Dan terakhir, si bungsu Umar, yang masih bayi dan terlelap tidur pun, kemudian menyusul kedua kakaknya…meregang nyawa didalam pelukan Bu Ani…

***

Kisah diatas sangat mengerikan buat kita semua, tentu saja… Tetapi kalau ada yang lebih mengerikan adalah alasan Bu Ani melakukannya. Kalau melihat latar belakang pendidikannya, tentu hal seperti ini kurang masuk akal. Seharusnya Bu Ani sebagai seseorang yang berpendidikan tinggi, lebih bisa mengatasi tekanan mental maupun emosi didalam dirinya. Tetapi apa yang dialaminya (seperti yang diceritakan oleh Pak Fauzdil di PSC) ternyata memang sangat besar, jauh lebih besar daripada yang kami semua kira.
Setelah melewati penggalian yang lama dan dalam oleh tim psikologi, terungkap alasan sebenarnya dibalik keputusan Bu Ani…
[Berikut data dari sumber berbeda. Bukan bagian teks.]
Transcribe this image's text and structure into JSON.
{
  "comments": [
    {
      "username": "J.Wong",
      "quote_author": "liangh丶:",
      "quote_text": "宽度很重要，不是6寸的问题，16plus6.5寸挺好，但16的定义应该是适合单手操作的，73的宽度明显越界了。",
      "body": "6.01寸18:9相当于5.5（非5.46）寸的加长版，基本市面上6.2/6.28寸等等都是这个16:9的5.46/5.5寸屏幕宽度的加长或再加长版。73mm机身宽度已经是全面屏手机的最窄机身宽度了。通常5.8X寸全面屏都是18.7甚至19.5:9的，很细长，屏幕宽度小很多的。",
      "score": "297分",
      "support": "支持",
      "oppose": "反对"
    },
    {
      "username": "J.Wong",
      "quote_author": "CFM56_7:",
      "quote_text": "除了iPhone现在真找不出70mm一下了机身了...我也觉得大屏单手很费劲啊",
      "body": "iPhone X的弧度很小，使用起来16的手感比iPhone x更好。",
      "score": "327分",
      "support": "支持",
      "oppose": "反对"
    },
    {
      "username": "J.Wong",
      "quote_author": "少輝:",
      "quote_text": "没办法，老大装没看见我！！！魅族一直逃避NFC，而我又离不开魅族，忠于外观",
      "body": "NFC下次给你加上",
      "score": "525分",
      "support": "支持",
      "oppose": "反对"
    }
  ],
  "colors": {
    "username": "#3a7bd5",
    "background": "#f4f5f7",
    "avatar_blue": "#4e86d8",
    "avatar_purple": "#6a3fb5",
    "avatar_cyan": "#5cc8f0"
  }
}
Ani Komariah, dari luar memang potret anak yang sempurna. Tetapi sangat ironis dan dramatis, kecemerlangan dirinya dihadapan semua orang, ternyata tidak bisa dilihat oleh si Ani terpancar keluar dari mata ibu kandungnya sendiri. Ibunda dari Ani, diceritakan tidak pernah merasa puas dengan apapun yang dicapai oleh putrinya. Dan sang Ibu adalah tipe wanita yang SANGAT PENGOMEL!! Sekeras apapun Ani berusaha memberikan yang terbaik dalam hidupnya, tetap saja yang dia dapat ketika pulang adalah omelan tidak puas dari ibunya. Sebanyak apapun nilai A yang dia dapat, begitu berhadapan dengan ibunya langsung menjadi tidak berarti karena akan selalu dibandingkan dengan prestasi teman lain yang nilai A nya lebih banyak. Setinggi apapun prestasi yang dicapai Ani, yang dilihat sang Ibu adalah orang lain yang berprestasi lebih tinggi lagi. Omelan demi omelan tanda ketidakpuasan, sepertinya hanya itu yang Ani dapat selama dia tumbuh dewasa. Dan itu merupakan sebuah luka yang besar yang kemudian berurat akar dalam dirinya.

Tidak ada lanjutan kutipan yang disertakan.